The answer to the how-many-significant-digits problem is the same as the answer to the what-to-graph problem: The click-through solution

Statistical Modeling, Causal Inference, and Social Science 2025-03-07

We sometimes have discussions on the blog warning people against displaying too many significant digits. For example, back in 2012 I asked, “Is it meaningful to talk about a probability of “65.7%” that Obama will win the election?”, and I answered, No, it is not. That last digit being displayed is essentially pure noise, and fluctuations in that digit tell us nothing at all.

For another example, I was once discussing a paper that reported, “Of the 914 sexual minorities in our sample, 134 (14.66%) were dead by 2008,” to which I replied that it’s poor practice to call this 14.66% rather than 15%—it would be kinda like saying that Steph Curry is 6 feet 2.133 inches tall—but this is not important for the paper, it’s only an indirect sign of concern as it indicates a level of innumeracy on the authors’ part to have let this slip in.

But then a colleague pointed me to this post entitled, “Please show lots of digits,” arguing that “this is how you catch frauds.”

Good point!

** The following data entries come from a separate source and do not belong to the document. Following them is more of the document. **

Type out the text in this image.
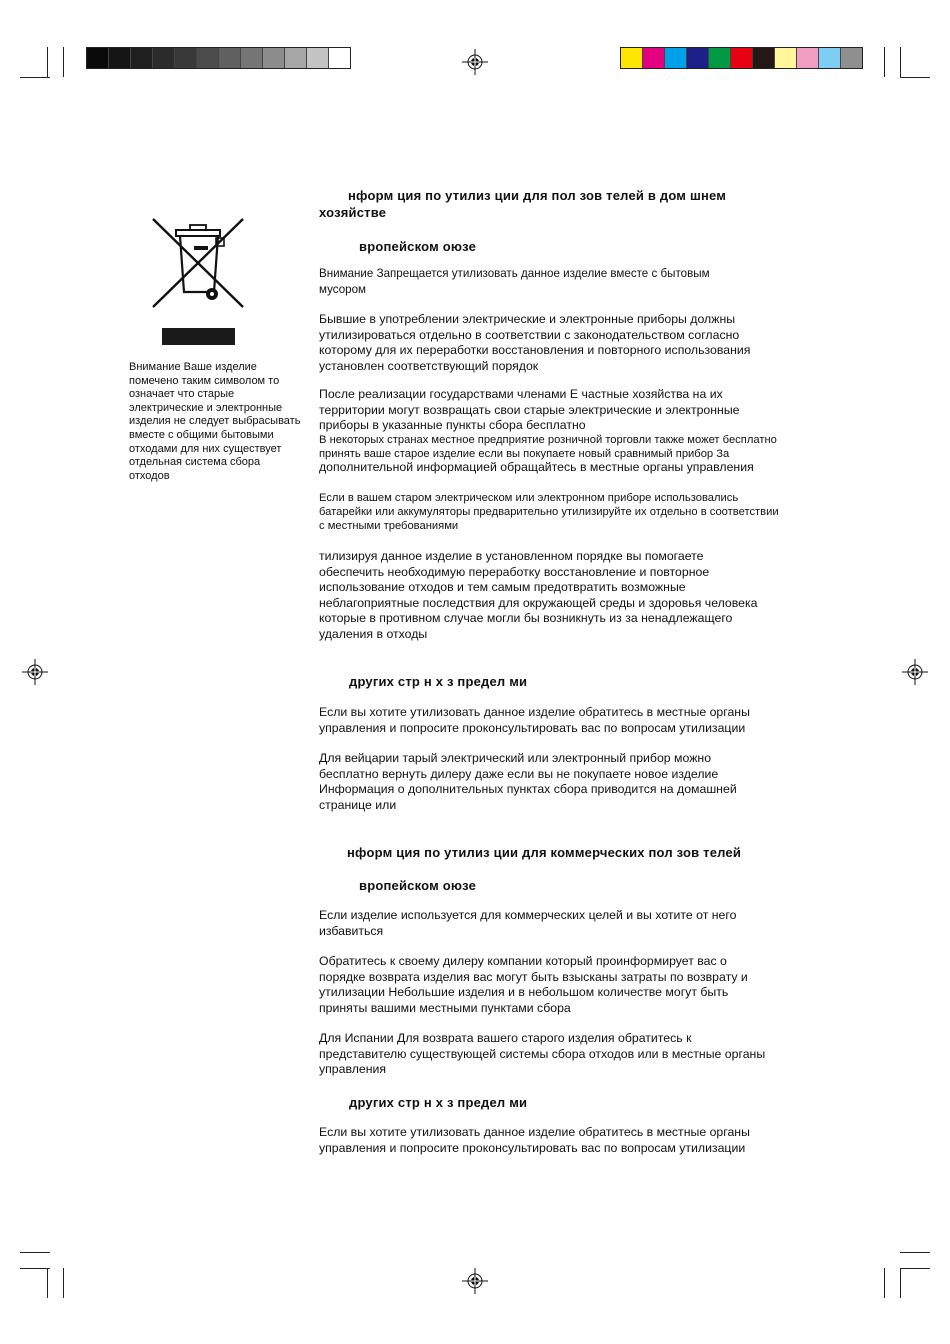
Внимание Ваше изделие помечено таким символом то означает что старые электрические и электронные изделия не следует выбрасывать вместе с общими бытовыми отходами для них существует отдельная система сбора отходов
нформ ция по утилиз ции для пол зов телей в дом шнем
хозяйстве
вропейском оюзе
Внимание Запрещается утилизовать данное изделие вместе с бытовым
мусором
Бывшие в употреблении электрические и электронные приборы должны
утилизироваться отдельно в соответствии с законодательством согласно
которому для их переработки восстановления и повторного использования
установлен соответствующий порядок
После реализации государствами членами Е частные хозяйства на их
территории могут возвращать свои старые электрические и электронные
приборы в указанные пункты сбора бесплатно
В некоторых странах местное предприятие розничной торговли также может бесплатно
принять ваше старое изделие если вы покупаете новый сравнимый прибор За
дополнительной информацией обращайтесь в местные органы управления
Если в вашем старом электрическом или электронном приборе использовались
батарейки или аккумуляторы предварительно утилизируйте их отдельно в соответствии
с местными требованиями
тилизируя данное изделие в установленном порядке вы помогаете
обеспечить необходимую переработку восстановление и повторное
использование отходов и тем самым предотвратить возможные
неблагоприятные последствия для окружающей среды и здоровья человека
которые в противном случае могли бы возникнуть из за ненадлежащего
удаления в отходы
других стр н х з предел ми
Если вы хотите утилизовать данное изделие обратитесь в местные органы
управления и попросите проконсультировать вас по вопросам утилизации
Для вейцарии тарый электрический или электронный прибор можно
бесплатно вернуть дилеру даже если вы не покупаете новое изделие
Информация о дополнительных пунктах сбора приводится на домашней
странице или
нформ ция по утилиз ции для коммерческих пол зов телей
вропейском оюзе
Если изделие используется для коммерческих целей и вы хотите от него
избавиться
Обратитесь к своему дилеру компании который проинформирует вас о
порядке возврата изделия вас могут быть взысканы затраты по возврату и
утилизации Небольшие изделия и в небольшом количестве могут быть
приняты вашими местными пунктами сбора
Для Испании Для возврата вашего старого изделия обратитесь к
представителю существующей системы сбора отходов или в местные органы
управления
других стр н х з предел ми
Если вы хотите утилизовать данное изделие обратитесь в местные органы
управления и попросите проконсультировать вас по вопросам утилизации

This came up in the recent Venezuelan election. First the vote counts as reported:

And then with a bunch of extra decimal places:

Those extra digits would serve no useful value—if we believed the numbers were correct. But the weirdness of the result is strong evidence that those exact vote totals are wrong, that they were reverse-engineered from the rounded values.

Here’s how Dean Eckles put it:

In some cases, reporting many digits can indeed be a costly signal — in that if they aren’t based on the stated calculations, it may be possible to figure out that they are impossible (e.g., via a granularity-related inconsistency of means aka GRIM test). This is perhaps one argument for at least reporting excess digits in tables (though not abstracts and press releases certainly!). Perhaps this argument is somewhat outdated if data and analysis code are provided in addition to results in a paper or report itself, though this remains not always the case.

The dilemma

On one hand, spew out a zillion digits every time and you’ll make your papers unreadable and even misleading. The author of that linked post refers to this as a “petty writing style opinion” and a “silly non-issue,” but . . . communication is important, and calling it “style” or “silly” doesn’t change that!

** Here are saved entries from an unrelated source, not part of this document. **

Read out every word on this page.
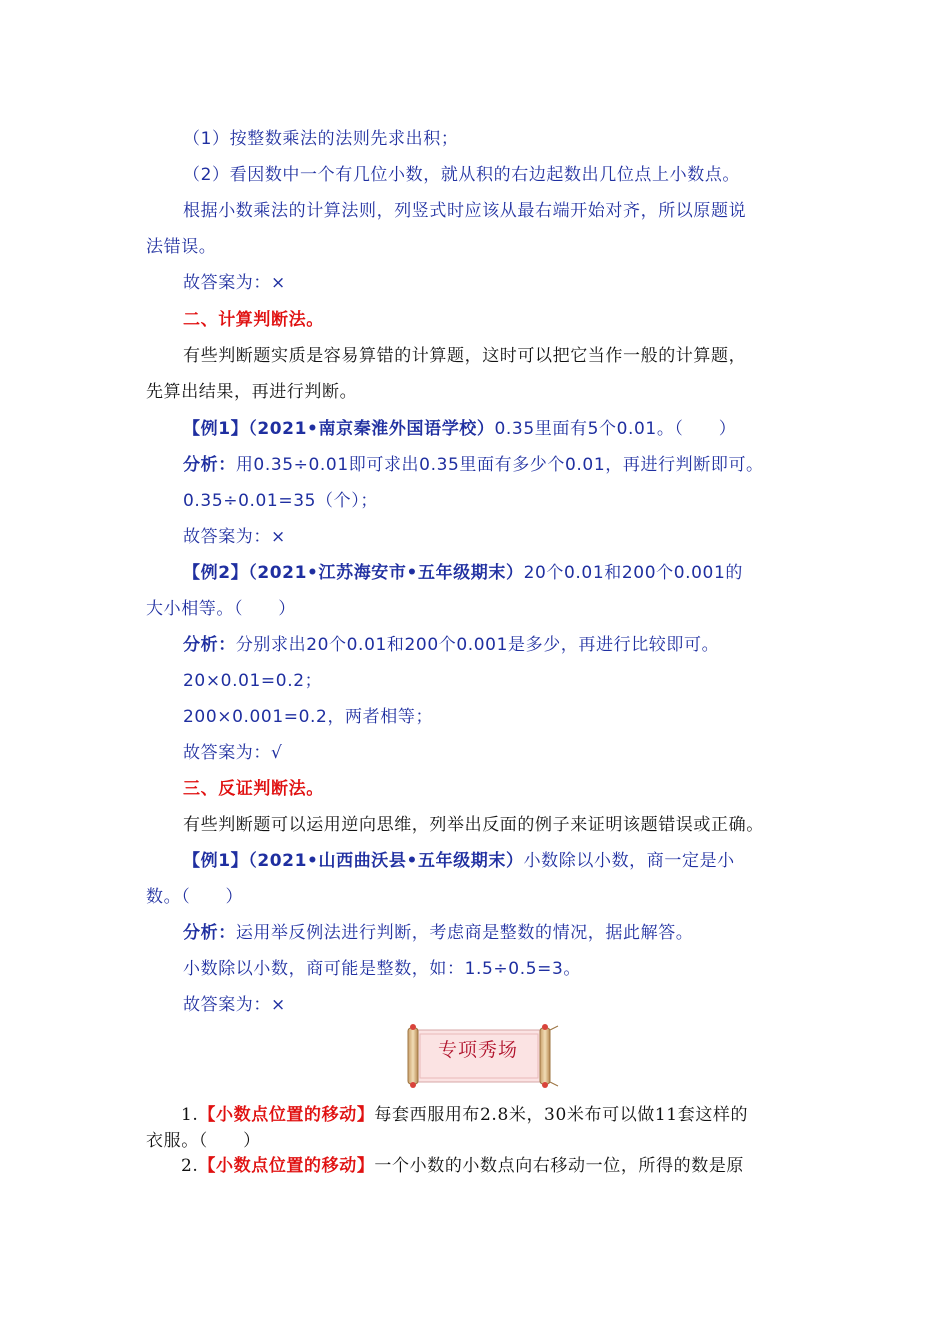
（1）按整数乘法的法则先求出积；
（2）看因数中一个有几位小数，就从积的右边起数出几位点上小数点。
根据小数乘法的计算法则，列竖式时应该从最右端开始对齐，所以原题说
法错误。
故答案为：×
二、计算判断法。
有些判断题实质是容易算错的计算题，这时可以把它当作一般的计算题，
先算出结果，再进行判断。
【例1】（2021•南京秦淮外国语学校）0.35里面有5个0.01。（　　）
分析：用0.35÷0.01即可求出0.35里面有多少个0.01，再进行判断即可。
0.35÷0.01=35（个）；
故答案为：×
【例2】（2021•江苏海安市•五年级期末）20个0.01和200个0.001的
大小相等。（　　）
分析：分别求出20个0.01和200个0.001是多少，再进行比较即可。
20×0.01=0.2；
200×0.001=0.2，两者相等；
故答案为：√
三、反证判断法。
有些判断题可以运用逆向思维，列举出反面的例子来证明该题错误或正确。
【例1】（2021•山西曲沃县•五年级期末）小数除以小数，商一定是小
数。（　　）
分析：运用举反例法进行判断，考虑商是整数的情况，据此解答。
小数除以小数，商可能是整数，如：1.5÷0.5=3。
故答案为：×
专项秀场
1.【小数点位置的移动】每套西服用布2.8米，30米布可以做11套这样的
衣服。（　　）
2.【小数点位置的移动】一个小数的小数点向右移动一位，所得的数是原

One way I explain this to students is by saying: Just as, when writing an article, you shouldn’t include a paragraph you don’t want people to read, you also shouldn’t include a table full of numbers you don’t want people to look at. People’s attention is limited, and that’s how it should be.

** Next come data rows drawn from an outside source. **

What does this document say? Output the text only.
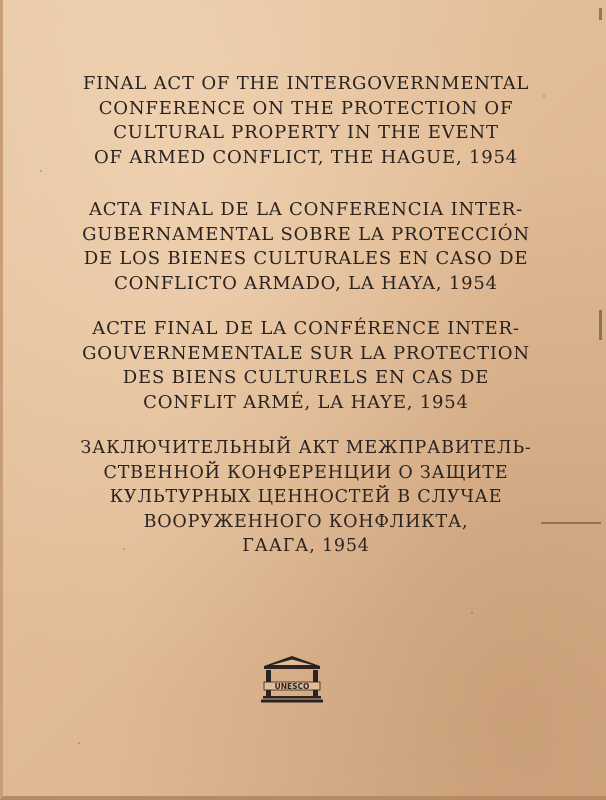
FINAL ACT OF THE INTERGOVERNMENTAL
CONFERENCE ON THE PROTECTION OF
CULTURAL PROPERTY IN THE EVENT
OF ARMED CONFLICT, THE HAGUE, 1954
ACTA FINAL DE LA CONFERENCIA INTER-
GUBERNAMENTAL SOBRE LA PROTECCIÓN
DE LOS BIENES CULTURALES EN CASO DE
CONFLICTO ARMADO, LA HAYA, 1954
ACTE FINAL DE LA CONFÉRENCE INTER-
GOUVERNEMENTALE SUR LA PROTECTION
DES BIENS CULTURELS EN CAS DE
CONFLIT ARMÉ, LA HAYE, 1954
ЗАКЛЮЧИТЕЛЬНЫЙ АКТ МЕЖПРАВИТЕЛЬ-
СТВЕННОЙ КОНФЕРЕНЦИИ О ЗАЩИТЕ
КУЛЬТУРНЫХ ЦЕННОСТЕЙ В СЛУЧАЕ
ВООРУЖЕННОГО КОНФЛИКТА,
ГААГА, 1954
UNESCO
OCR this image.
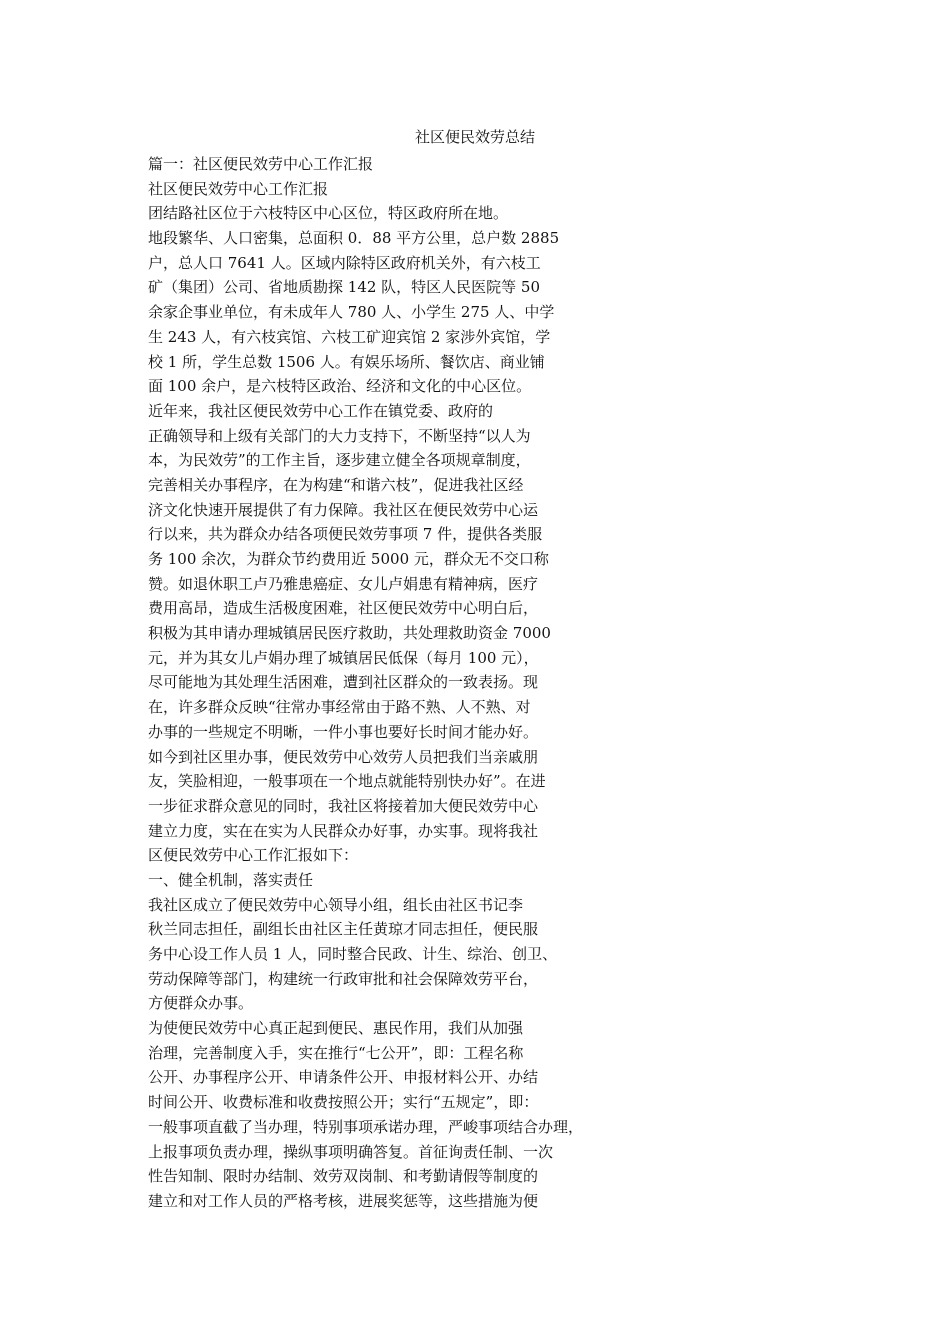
社区便民效劳总结
篇一：社区便民效劳中心工作汇报
社区便民效劳中心工作汇报
团结路社区位于六枝特区中心区位，特区政府所在地。
地段繁华、人口密集，总面积 0．88 平方公里，总户数 2885
户，总人口 7641 人。区域内除特区政府机关外，有六枝工
矿（集团）公司、省地质勘探 142 队，特区人民医院等 50
余家企事业单位，有未成年人 780 人、小学生 275 人、中学
生 243 人，有六枝宾馆、六枝工矿迎宾馆 2 家涉外宾馆，学
校 1 所，学生总数 1506 人。有娱乐场所、餐饮店、商业铺
面 100 余户，是六枝特区政治、经济和文化的中心区位。
近年来，我社区便民效劳中心工作在镇党委、政府的
正确领导和上级有关部门的大力支持下，不断坚持“以人为
本，为民效劳”的工作主旨，逐步建立健全各项规章制度，
完善相关办事程序，在为构建“和谐六枝”，促进我社区经
济文化快速开展提供了有力保障。我社区在便民效劳中心运
行以来，共为群众办结各项便民效劳事项 7 件，提供各类服
务 100 余次，为群众节约费用近 5000 元，群众无不交口称
赞。如退休职工卢乃雅患癌症、女儿卢娟患有精神病，医疗
费用高昂，造成生活极度困难，社区便民效劳中心明白后，
积极为其申请办理城镇居民医疗救助，共处理救助资金 7000
元，并为其女儿卢娟办理了城镇居民低保（每月 100 元），
尽可能地为其处理生活困难，遭到社区群众的一致表扬。现
在，许多群众反映“往常办事经常由于路不熟、人不熟、对
办事的一些规定不明晰，一件小事也要好长时间才能办好。
如今到社区里办事，便民效劳中心效劳人员把我们当亲戚朋
友，笑脸相迎，一般事项在一个地点就能特别快办好”。在进
一步征求群众意见的同时，我社区将接着加大便民效劳中心
建立力度，实在在实为人民群众办好事，办实事。现将我社
区便民效劳中心工作汇报如下：
一、健全机制，落实责任
我社区成立了便民效劳中心领导小组，组长由社区书记李
秋兰同志担任，副组长由社区主任黄琼才同志担任，便民服
务中心设工作人员 1 人，同时整合民政、计生、综治、创卫、
劳动保障等部门，构建统一行政审批和社会保障效劳平台，
方便群众办事。
为使便民效劳中心真正起到便民、惠民作用，我们从加强
治理，完善制度入手，实在推行“七公开”，即：工程名称
公开、办事程序公开、申请条件公开、申报材料公开、办结
时间公开、收费标准和收费按照公开；实行“五规定”，即：
一般事项直截了当办理，特别事项承诺办理，严峻事项结合办理，
上报事项负责办理，操纵事项明确答复。首征询责任制、一次
性告知制、限时办结制、效劳双岗制、和考勤请假等制度的
建立和对工作人员的严格考核，进展奖惩等，这些措施为便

On the other hand . . . yeah, there can be gold in them thar decimal places. This came up in our recent description of election forecasts, where I praised The Economist for rounding their forecasts (I can’t remember their exact phrasing, but it was something like “even odds,” “3 out of 5 chance” “2 out of 3 chance,” etc., essentially presenting win probabilities rounded to the nearest of 50%, 60%, 66.6%, etc.), and a commenter responded that, sure, it’s good to not be misleading, but then there’s this awkward moment when the odds suddenly jump from approximately even to approximately 50% to approximately 60%, and that apparent discrete jump can itself be misleading. Also, as discussed in that linked post, extra decimal places can reveal problems in the analysis pipeline.

For another such example, check out this amusing story from James Heathers: “The data are on a 1-5 scale, the mean is 4.61, and the standard deviation is 1.64 . . . What’s so wrong about that??”

What to do, then?

My recommendation is what we’ve called the click-through solution: Start with an accessible summary that brings the reader in. Then click for statistical graphs that allow more direct visual comparisons. Then click again to get a spreadsheet with all the numbers and a list of sources.

In the context of a published article, step 1 would be the article itself, with appropriately rounded numbers (or, even better, graphs), step 2 is the supplementary information with full tables with additional decimal places, if that’s how you roll, and step 3 are the files with data and code. Do it all.